STUART BROWN: Because they're people who are from small remote bush communities. They are happy with their relatives and friends; whereas we found that European prisoners in there prefer to be in a single cell.

CATHERINE McGRATH: Well, Amnesty has issued this report. What sort of effect is that going to have on the ground in Alice Springs?

STUART BROWN: I don't know. I was interested to hear the reports and I spoke to Amnesty when they came to Alice Springs last year, and the concerns that I have are over-policing, institutionalising of people into the criminal justice system, and I hope it leads to a greater degree of sensitivity by police, by the magistracy, and by the judiciary generally to think of means of diverting Aboriginal people from getting involved in the whole criminal justice system in the NT, because they make up the vast majority of people who appear before the lower courts and end up in gaol.

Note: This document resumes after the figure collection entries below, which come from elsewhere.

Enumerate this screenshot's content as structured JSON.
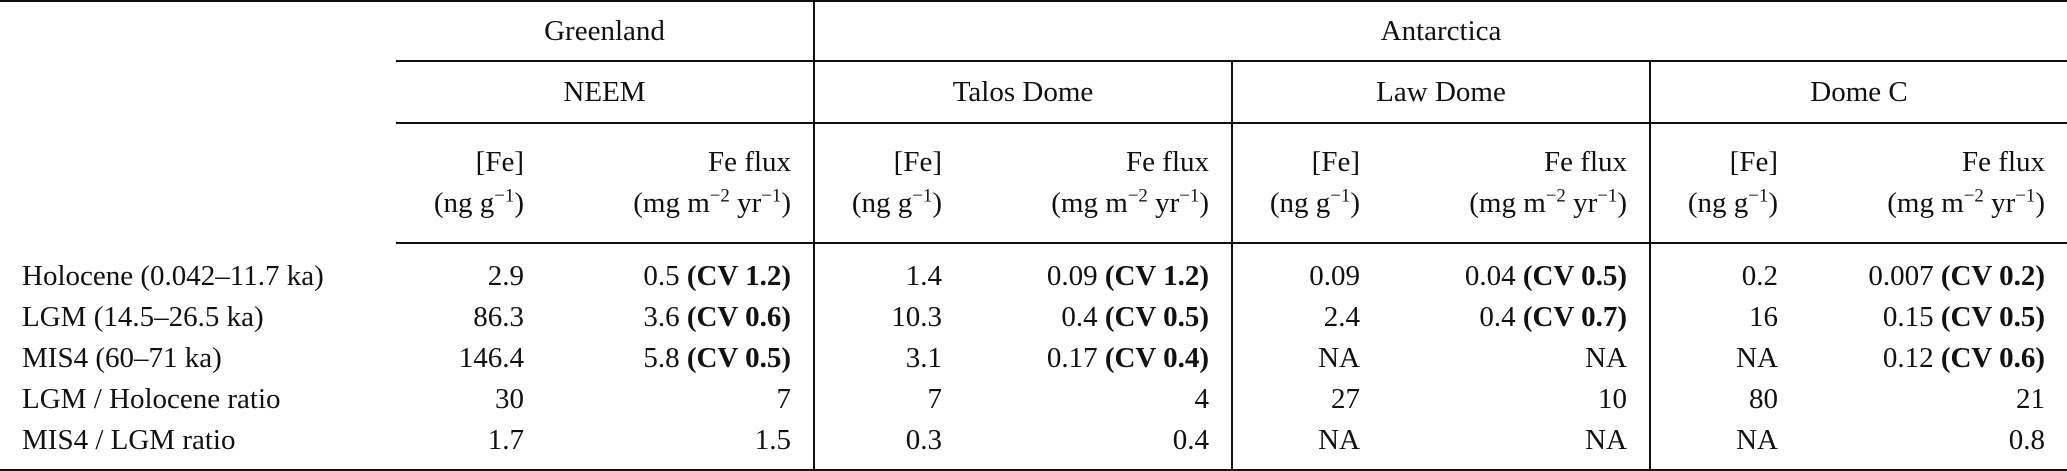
{
  "header": {
    "regions": [
      "Greenland",
      "Antarctica"
    ],
    "cores": [
      "NEEM",
      "Talos Dome",
      "Law Dome",
      "Dome C"
    ],
    "fe_conc": {
      "name": "[Fe]",
      "unit_pre": "(ng g",
      "unit_exp": "−1",
      "unit_post": ")"
    },
    "fe_flux": {
      "name": "Fe flux",
      "unit_a": "(mg m",
      "unit_a_exp": "−2",
      "unit_b": " yr",
      "unit_b_exp": "−1",
      "unit_post": ")"
    }
  },
  "rows": [
    {
      "label": "Holocene (0.042–11.7 ka)",
      "cells": [
        {
          "v": "2.9"
        },
        {
          "v": "0.5",
          "cv": "(CV 1.2)"
        },
        {
          "v": "1.4"
        },
        {
          "v": "0.09",
          "cv": "(CV 1.2)"
        },
        {
          "v": "0.09"
        },
        {
          "v": "0.04",
          "cv": "(CV 0.5)"
        },
        {
          "v": "0.2"
        },
        {
          "v": "0.007",
          "cv": "(CV 0.2)"
        }
      ]
    },
    {
      "label": "LGM (14.5–26.5 ka)",
      "cells": [
        {
          "v": "86.3"
        },
        {
          "v": "3.6",
          "cv": "(CV 0.6)"
        },
        {
          "v": "10.3"
        },
        {
          "v": "0.4",
          "cv": "(CV 0.5)"
        },
        {
          "v": "2.4"
        },
        {
          "v": "0.4",
          "cv": "(CV 0.7)"
        },
        {
          "v": "16"
        },
        {
          "v": "0.15",
          "cv": "(CV 0.5)"
        }
      ]
    },
    {
      "label": "MIS4 (60–71 ka)",
      "cells": [
        {
          "v": "146.4"
        },
        {
          "v": "5.8",
          "cv": "(CV 0.5)"
        },
        {
          "v": "3.1"
        },
        {
          "v": "0.17",
          "cv": "(CV 0.4)"
        },
        {
          "v": "NA"
        },
        {
          "v": "NA"
        },
        {
          "v": "NA"
        },
        {
          "v": "0.12",
          "cv": "(CV 0.6)"
        }
      ]
    },
    {
      "label": "LGM / Holocene ratio",
      "cells": [
        {
          "v": "30"
        },
        {
          "v": "7"
        },
        {
          "v": "7"
        },
        {
          "v": "4"
        },
        {
          "v": "27"
        },
        {
          "v": "10"
        },
        {
          "v": "80"
        },
        {
          "v": "21"
        }
      ]
    },
    {
      "label": "MIS4 / LGM ratio",
      "cells": [
        {
          "v": "1.7"
        },
        {
          "v": "1.5"
        },
        {
          "v": "0.3"
        },
        {
          "v": "0.4"
        },
        {
          "v": "NA"
        },
        {
          "v": "NA"
        },
        {
          "v": "NA"
        },
        {
          "v": "0.8"
        }
      ]
    }
  ]
}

RICHARD PALFREYMAN: Stuart Brown from the Aboriginal Legal Aid Service in Alice Springs. The Opposition spokesman on Aboriginal Affairs, Dr Michael Wooldridge, says the Amnesty report is so strong that if it were released in Europe or the United States, it could bring down a government. Catherine McGrath asked Dr Wooldridge if he was surprised by the report's findings.

MICHAEL WOOLDRIDGE: I wasn't surprised at all. I've spent the last three years of my life looking at Aboriginal issues, meeting and talking with Aboriginal people, and I think anyone who's done that would not be at all surprised by a report like this.

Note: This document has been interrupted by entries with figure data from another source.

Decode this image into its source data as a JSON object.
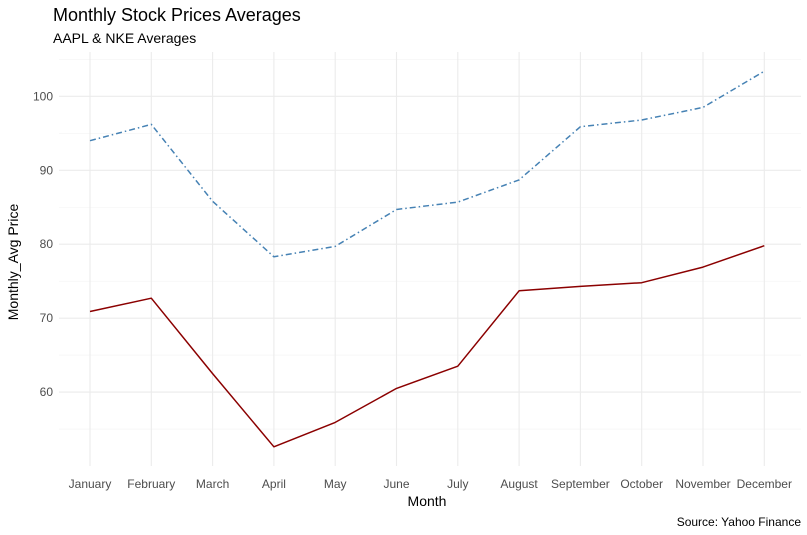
{
  "chart_data": {
    "type": "line",
    "title": "Monthly Stock Prices Averages",
    "subtitle": "AAPL & NKE Averages",
    "xlabel": "Month",
    "ylabel": "Monthly_Avg Price",
    "caption": "Source: Yahoo Finance",
    "categories": [
      "January",
      "February",
      "March",
      "April",
      "May",
      "June",
      "July",
      "August",
      "September",
      "October",
      "November",
      "December"
    ],
    "yticks": [
      60,
      70,
      80,
      90,
      100
    ],
    "ylim": [
      50,
      106
    ],
    "grid": true,
    "legend": "none",
    "series": [
      {
        "color": "#4682b4",
        "line_style": "dotdash",
        "values": [
          94.0,
          96.2,
          85.8,
          78.3,
          79.7,
          84.7,
          85.7,
          88.7,
          95.9,
          96.8,
          98.5,
          103.4
        ]
      },
      {
        "color": "#8b0000",
        "line_style": "solid",
        "values": [
          70.9,
          72.7,
          62.5,
          52.6,
          55.9,
          60.5,
          63.5,
          73.7,
          74.3,
          74.8,
          76.9,
          79.8
        ]
      }
    ]
  }
}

CATHERINE McGRATH: Do you agree that there are massive human rights violations, even today?

MICHAEL WOOLDRIDGE: Well, what's really disturbing about this is Amnesty is an organisation of great credibility. Australia wants to be part of the international community and the international community is passing judgment on us here, in relation to Aboriginal people, and I think the country really has to take note of that.

CATHERINE McGRATH: Well, what would be so different if there was a Coalition government?

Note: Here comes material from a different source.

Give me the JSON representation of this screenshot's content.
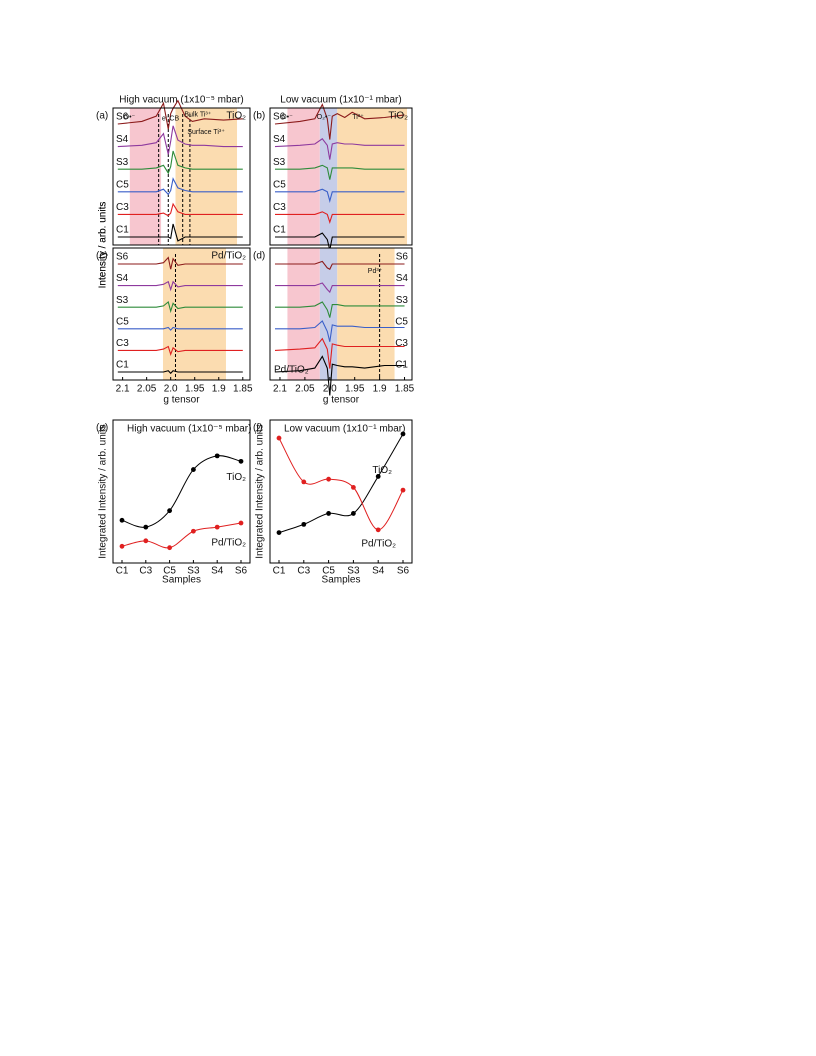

MICHAEL WOOLDRIDGE: We would certainly try very hard to see that the issues here are addressed. They're not something that I want to see swept under the carpet.

CATHERINE McGRATH: Well, one of the most significant criticisms from Amnesty was that the States have been too slow to implement the findings of the Deaths in Custody Royal Commission. Now would you be prepared to put extra pressure on the States to implement those findings?

MICHAEL WOOLDRIDGE: Absolutely. I think in the end, you're going to have the most success if you can work co-operatively, and I would certainly hope for a co-operative approach, initially. It has been slow. The Government's response was something like nine months coming to the Royal Commission, and so I think they, Amnesty, has a fair enough case to say it's been slow but that we now have a response, we now have a commitment to extra funding. The Coalition has said that it will honour that commitment, and we want to see it implemented. I mean, at some stage you've actually got to get down and do the hard practical work on the ground, and that's the sort of thing I'm looking forward to doing.

CATHERINE McGRATH: Now, the performance of Robert Tickner as Minister for Aboriginal Affairs has been applauded in many sections of the Aboriginal community, and the comments by the Prime Minister late last year also were very well received. What would a Coalition do to make things any stronger than that?

MICHAEL WOOLDRIDGE: If I had to be critical of the Minister, I think he's probably neglected some of the more practical issues at the expense of trying to take more abstract issues, such as reconciliation. Now, we've supported reconciliation. We will continue to do that in government. But for example, my basic training is in medicine. Now under me as Minister, you will have introduced, hopefully, a nationally co-ordinated program to prevent HIV in Aboriginal communities.

RICHARD PALFREYMAN: Opposition spokesman on Aboriginal Affairs, Michael Wooldridge.